In cases where the visual scene is static, the evolutionary process of creating "artificial dynamism" by moving visual sensors (along with the whole organism or by moving the head) is used. The analysis of changes in the visible scene allows you to divide the scene into objects without their identification (recognition) - which is especially important when the thing is partially hidden behind others - and to rank the set of observed objects by the distance to the observer (what is closer and what is farther) without using binocular vision with parallax analysis.
As a result, we see that the natural priority of the analysis of the visual scene is as follows:
detect moving objects
predict the trajectory of movement
identify an object using information about movement and size, shape, color, texture, etc.
Such a sequence provides the possibility of making rational decisions when it is impossible to identify an object, avoids wasting resources on identifying objects of no interest, and simplifies identification (when required) by indicating the location in the frame and the size of the thing to be identified.

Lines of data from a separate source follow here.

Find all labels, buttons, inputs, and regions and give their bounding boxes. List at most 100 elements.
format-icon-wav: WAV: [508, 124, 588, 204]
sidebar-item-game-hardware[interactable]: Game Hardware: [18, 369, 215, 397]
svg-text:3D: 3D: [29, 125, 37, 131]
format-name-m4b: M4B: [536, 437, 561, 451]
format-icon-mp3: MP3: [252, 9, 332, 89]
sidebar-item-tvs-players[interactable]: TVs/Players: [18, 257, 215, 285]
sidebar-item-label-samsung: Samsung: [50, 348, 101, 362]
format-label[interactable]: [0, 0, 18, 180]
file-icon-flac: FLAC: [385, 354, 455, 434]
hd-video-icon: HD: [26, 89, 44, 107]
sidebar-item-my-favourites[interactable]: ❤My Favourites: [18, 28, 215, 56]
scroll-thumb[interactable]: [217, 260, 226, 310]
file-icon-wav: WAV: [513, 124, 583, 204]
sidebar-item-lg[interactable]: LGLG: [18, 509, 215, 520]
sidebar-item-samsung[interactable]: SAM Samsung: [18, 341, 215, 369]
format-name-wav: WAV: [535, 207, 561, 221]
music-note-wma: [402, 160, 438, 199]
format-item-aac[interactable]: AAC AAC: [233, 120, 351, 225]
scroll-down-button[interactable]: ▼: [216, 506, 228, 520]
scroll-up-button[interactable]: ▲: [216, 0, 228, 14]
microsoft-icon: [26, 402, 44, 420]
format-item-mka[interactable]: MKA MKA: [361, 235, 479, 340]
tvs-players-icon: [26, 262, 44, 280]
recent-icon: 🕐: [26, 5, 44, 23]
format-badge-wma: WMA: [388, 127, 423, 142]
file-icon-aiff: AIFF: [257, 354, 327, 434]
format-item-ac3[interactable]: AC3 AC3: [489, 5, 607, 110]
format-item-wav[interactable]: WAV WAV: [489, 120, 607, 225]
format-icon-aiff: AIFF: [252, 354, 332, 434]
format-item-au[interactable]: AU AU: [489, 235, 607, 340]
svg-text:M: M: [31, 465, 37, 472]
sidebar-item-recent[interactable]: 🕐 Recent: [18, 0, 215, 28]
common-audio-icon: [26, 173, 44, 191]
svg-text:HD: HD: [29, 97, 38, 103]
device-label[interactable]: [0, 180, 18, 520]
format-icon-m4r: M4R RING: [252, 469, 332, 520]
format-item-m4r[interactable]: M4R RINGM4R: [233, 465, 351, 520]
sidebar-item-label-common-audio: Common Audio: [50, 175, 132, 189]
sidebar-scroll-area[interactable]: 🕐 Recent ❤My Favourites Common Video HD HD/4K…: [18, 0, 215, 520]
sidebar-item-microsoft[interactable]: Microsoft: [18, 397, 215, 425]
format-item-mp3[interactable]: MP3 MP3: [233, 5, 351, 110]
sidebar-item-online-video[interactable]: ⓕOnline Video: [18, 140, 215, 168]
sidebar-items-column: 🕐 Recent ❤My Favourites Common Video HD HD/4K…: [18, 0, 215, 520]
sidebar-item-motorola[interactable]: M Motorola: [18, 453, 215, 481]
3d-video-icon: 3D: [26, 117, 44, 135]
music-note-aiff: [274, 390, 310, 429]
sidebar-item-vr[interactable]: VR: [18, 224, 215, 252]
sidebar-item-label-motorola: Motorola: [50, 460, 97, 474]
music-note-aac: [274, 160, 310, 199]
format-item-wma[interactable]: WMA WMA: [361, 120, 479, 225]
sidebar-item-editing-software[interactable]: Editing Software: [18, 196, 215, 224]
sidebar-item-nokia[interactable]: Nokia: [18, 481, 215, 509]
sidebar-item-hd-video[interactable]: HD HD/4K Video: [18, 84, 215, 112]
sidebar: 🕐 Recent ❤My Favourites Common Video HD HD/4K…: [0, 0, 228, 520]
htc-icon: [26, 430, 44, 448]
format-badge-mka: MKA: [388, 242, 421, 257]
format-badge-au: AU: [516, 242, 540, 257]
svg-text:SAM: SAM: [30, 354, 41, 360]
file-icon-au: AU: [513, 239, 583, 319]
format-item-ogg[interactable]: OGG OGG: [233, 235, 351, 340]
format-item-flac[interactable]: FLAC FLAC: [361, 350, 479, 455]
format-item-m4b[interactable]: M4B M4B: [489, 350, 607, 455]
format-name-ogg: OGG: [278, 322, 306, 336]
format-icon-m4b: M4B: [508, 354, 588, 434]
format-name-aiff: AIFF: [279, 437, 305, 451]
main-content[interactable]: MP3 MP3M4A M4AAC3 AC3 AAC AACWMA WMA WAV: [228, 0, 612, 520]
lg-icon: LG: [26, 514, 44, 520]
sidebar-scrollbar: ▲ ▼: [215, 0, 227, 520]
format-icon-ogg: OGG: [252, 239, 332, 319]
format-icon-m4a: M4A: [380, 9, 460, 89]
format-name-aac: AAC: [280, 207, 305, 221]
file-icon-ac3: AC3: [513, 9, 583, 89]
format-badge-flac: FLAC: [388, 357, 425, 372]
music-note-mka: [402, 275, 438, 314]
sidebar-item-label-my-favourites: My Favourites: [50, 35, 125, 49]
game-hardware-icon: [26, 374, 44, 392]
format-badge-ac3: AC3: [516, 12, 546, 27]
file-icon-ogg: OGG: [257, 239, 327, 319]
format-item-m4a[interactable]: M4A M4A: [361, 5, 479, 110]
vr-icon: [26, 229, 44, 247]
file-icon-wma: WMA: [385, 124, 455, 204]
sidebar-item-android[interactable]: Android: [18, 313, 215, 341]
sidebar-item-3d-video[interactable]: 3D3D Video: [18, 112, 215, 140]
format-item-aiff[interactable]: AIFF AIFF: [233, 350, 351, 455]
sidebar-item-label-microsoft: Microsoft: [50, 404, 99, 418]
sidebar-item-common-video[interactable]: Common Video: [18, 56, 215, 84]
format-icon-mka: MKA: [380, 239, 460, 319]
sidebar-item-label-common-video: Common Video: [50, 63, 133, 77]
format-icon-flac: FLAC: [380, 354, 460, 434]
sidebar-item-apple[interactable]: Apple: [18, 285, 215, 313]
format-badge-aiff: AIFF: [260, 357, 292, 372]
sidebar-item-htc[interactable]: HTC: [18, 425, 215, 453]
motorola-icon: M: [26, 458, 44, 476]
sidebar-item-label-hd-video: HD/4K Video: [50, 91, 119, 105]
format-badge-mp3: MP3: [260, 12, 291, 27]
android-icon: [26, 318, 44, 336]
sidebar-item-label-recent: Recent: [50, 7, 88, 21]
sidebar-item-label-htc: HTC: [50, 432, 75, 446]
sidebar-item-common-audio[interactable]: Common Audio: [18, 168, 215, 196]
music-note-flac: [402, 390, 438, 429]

Both aspects - high resolution and analysis based primarily on dynamics - have been developed in natural evolution as the most rational for the natural environment. Both aspects take place in mammals, birds, and octopuses, even though the structure of the brain and the nervous system differ significantly in size and general structure. This argument favors that intelligent systems designed to function in a natural environment should be intelligently designed by endowing them with vision and following these principles.
And how does it work in practice?
Publicly available information suggests that two approaches dominate among those used in practice, forming two non-overlapping groups.

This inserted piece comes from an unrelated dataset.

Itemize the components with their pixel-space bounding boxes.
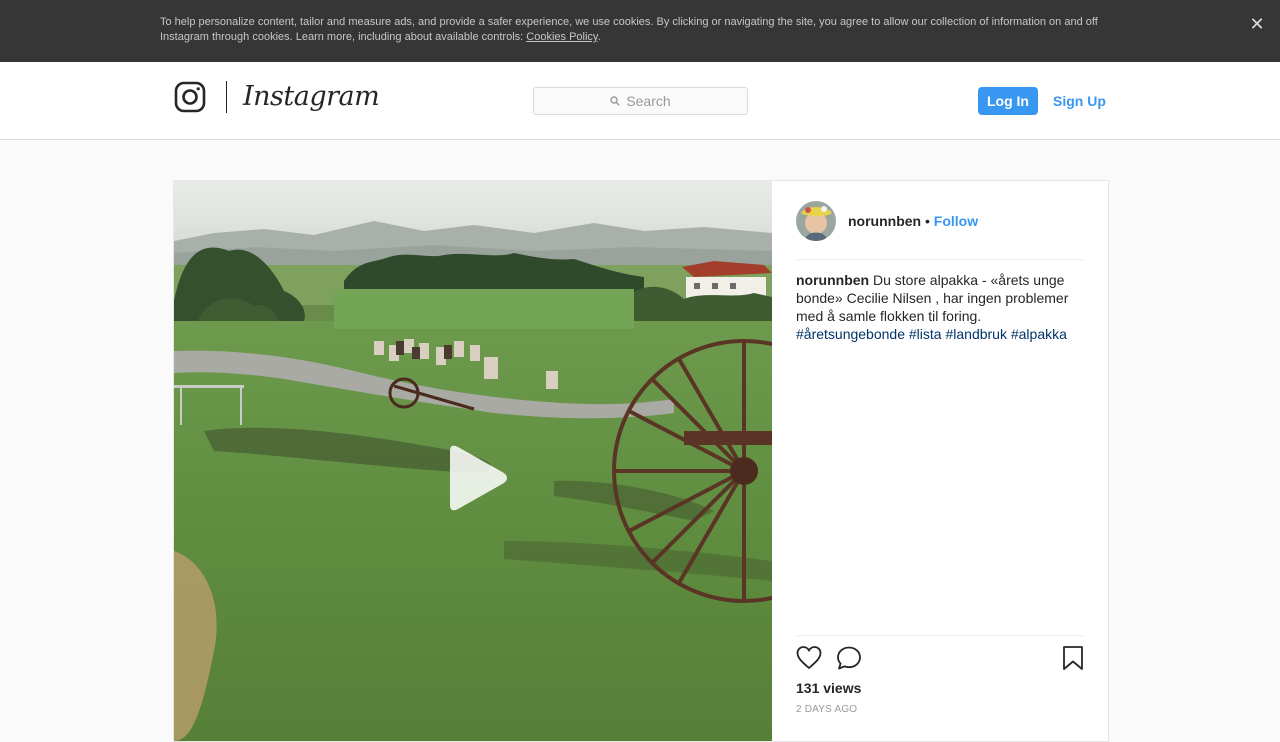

One group consists of advanced automatic control systems that follow the natural order (starting with the detection of moving objects and ending with identification), but are not declared as AI systems, use other techniques along with visual sensors (or instead of them), and deal with a much lower resolution than the resolution of the human and animal eyes.

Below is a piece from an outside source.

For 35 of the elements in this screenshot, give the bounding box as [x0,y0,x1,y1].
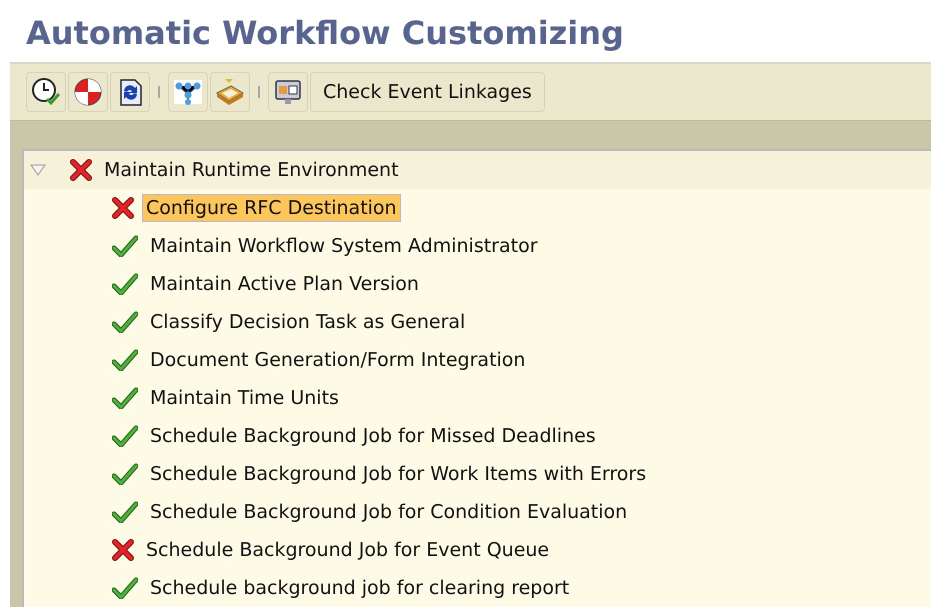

The second group consists of systems that are positioned as AI, use high-resolution video cameras, are based on the use of neural networks for processing visual information, and implement the reverse sequence of steps: first, identification, and on its basis, detection, and evaluation of the movement of objects. The specificity of using neural networks leads to the fact that some things obviously cannot be recognized, and, accordingly, the ability to intelligently respond to unknown objects in the environment is lost. One of the consequences of using such systems for autonomous driving of cars is accidents caused by a lack of response to unrecognized objects.
It is reasonable to assume that the next generation of AI systems will combine the positive aspects of the two groups described - using high-resolution visual information and its analysis, not based on object identification as a first step. This does not mean abandoning the use of neural networks for identification (when required). Still, it provides the ability to intelligently respond to unknown objects and expands the possibilities of identification itself, adding dynamic characteristics to the number of identification parameters.
For investors, this is a hint about what is promising at the seed stage; for developers, an indication of the usefulness of knowledge in the field of AI vision beyond approaches based solely on neural networks.
There is an interesting discussion: what kind of structure do we have in a computer that preserves the shape of an object, color, texture, and so on. And the answer is the spline structure used in digital cartoons and games. Thus, the question may arise, what are the algorithms for obtaining the same processing of splines that we and other animals with vision have for visual patterns.